History
- Founded: 1 March 1995

Leadership
- Chairman: Kassym-Jomart Tokayev
- Deputy Chairman: Marat Äzilhanov; ;
- Founder: Nursultan Nazarbayev

Meeting place
- Aqmeşit Street, 3. Astana

Website
- assembly.kz

Constitution
- Constitution of the Republic of Kazakhstan

= Assembly of People of Kazakhstan =

Kazakh political body

The Assembly of People of Kazakhstan (Қазақстан халқы ассамблеясы) is a national political body in Kazakhstan consisting of delegates of the Regional Assemblies of the People. Its task is to represent the various ethnic groups that make up the Central Asian state at national level and to strengthen ethnic/religious coexistence in Kazakh society. It was established in 1995 by President Nursultan Nazarbayev, who served as assembly chairman until April 2021. The assembly is presently chaired by Kazakhstan's president Kassym-Jomart Tokayev.

== Organization ==
The APK consists of 384 representatives of all ethnic groups living in Kazakhstan drawn from the Regional Assemblies of the People. The law provides that all APK decisions be considered by public authorities and civil society institutions; APK Deputies participate in the legislative process and can propose legislation.
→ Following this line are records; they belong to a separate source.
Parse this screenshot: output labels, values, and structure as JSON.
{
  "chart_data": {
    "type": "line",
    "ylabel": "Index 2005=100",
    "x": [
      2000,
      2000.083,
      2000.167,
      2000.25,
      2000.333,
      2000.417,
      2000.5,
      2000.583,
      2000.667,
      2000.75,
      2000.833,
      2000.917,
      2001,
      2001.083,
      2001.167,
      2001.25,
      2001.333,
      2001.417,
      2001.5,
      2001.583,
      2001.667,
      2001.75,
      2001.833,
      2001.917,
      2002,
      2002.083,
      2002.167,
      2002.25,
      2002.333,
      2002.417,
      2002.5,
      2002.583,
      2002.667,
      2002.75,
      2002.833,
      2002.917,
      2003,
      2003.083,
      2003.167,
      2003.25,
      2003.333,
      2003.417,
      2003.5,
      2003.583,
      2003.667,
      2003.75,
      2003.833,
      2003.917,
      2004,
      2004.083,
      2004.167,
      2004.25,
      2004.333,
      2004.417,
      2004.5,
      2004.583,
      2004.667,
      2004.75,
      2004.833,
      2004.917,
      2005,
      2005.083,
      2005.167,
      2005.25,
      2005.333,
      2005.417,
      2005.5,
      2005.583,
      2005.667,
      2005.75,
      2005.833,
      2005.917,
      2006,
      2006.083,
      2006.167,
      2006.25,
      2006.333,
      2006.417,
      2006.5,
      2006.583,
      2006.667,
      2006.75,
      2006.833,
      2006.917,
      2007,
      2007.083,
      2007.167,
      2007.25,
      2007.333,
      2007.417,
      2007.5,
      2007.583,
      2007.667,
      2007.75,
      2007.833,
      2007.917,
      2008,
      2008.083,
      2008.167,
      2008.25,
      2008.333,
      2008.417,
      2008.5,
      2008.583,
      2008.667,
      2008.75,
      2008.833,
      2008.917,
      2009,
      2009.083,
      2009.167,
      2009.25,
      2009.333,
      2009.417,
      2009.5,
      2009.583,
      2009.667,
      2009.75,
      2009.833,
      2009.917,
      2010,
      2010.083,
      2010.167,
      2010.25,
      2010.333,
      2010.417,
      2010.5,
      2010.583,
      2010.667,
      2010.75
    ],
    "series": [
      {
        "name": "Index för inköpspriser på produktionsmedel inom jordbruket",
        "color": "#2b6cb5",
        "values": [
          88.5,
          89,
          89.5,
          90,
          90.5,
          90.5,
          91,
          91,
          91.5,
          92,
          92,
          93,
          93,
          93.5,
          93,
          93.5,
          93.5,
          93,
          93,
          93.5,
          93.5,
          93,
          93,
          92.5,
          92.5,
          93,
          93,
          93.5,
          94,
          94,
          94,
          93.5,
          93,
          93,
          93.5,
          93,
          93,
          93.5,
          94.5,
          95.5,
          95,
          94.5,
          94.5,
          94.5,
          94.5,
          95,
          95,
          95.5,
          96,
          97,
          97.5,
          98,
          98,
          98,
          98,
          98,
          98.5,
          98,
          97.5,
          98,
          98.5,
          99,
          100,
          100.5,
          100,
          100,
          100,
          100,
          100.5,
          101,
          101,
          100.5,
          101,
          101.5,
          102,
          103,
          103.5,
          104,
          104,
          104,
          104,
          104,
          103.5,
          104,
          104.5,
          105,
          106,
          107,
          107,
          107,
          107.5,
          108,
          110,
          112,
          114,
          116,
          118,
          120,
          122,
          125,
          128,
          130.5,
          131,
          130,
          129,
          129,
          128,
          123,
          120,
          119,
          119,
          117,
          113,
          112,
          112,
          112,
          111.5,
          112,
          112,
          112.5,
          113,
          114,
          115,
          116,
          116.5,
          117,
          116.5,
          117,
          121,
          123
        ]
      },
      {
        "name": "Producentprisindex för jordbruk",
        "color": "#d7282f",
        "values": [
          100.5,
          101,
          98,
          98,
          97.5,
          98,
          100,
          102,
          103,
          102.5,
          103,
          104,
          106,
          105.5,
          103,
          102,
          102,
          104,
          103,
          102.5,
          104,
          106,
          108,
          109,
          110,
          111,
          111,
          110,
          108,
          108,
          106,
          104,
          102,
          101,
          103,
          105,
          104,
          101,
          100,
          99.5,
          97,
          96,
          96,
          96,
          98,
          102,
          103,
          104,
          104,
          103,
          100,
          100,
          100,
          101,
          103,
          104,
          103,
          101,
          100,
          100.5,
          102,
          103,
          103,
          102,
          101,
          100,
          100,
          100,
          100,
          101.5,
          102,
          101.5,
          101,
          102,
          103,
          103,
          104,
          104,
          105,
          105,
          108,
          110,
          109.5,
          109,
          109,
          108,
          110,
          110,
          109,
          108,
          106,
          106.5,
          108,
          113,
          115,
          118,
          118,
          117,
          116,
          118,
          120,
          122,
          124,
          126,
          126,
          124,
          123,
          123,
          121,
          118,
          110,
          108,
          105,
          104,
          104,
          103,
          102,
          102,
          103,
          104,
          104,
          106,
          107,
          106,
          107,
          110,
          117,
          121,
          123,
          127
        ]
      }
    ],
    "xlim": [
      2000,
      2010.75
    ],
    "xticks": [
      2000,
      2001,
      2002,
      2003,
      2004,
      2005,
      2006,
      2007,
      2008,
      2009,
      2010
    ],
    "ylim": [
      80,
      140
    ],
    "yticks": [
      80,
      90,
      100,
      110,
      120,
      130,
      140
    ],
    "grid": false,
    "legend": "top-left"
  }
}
APK Deputies elected 9 members to the Mäjilis until 2023 and the APK reviews all parliamentary laws to ensure that they are in conformity with the Constitution of Kazakhstan's articles on ethnic harmony and equality.

==Sessions==

- 2015: The 22nd session of the APK was held on held on 22 April 2015, celebrating the 20th anniversary of the APK. During the session the Kazakh President proposed to introduce a national day of gratitude and mark it on 1 March, the day the APK was established.
- 2016: On April 26, 2016, the 24th annual session of the Assembly of the People of Kazakhstan took place in Astana dedicated to the 25th anniversary of the country's independence. The theme of the 2016 session was "Independence. Consent. Nation united future."
- 2019: The 27th session conference was held in Nur-Sultan on 29 April 2019, with the theme being "Formula of Peace and Harmony: Unity and Modernization."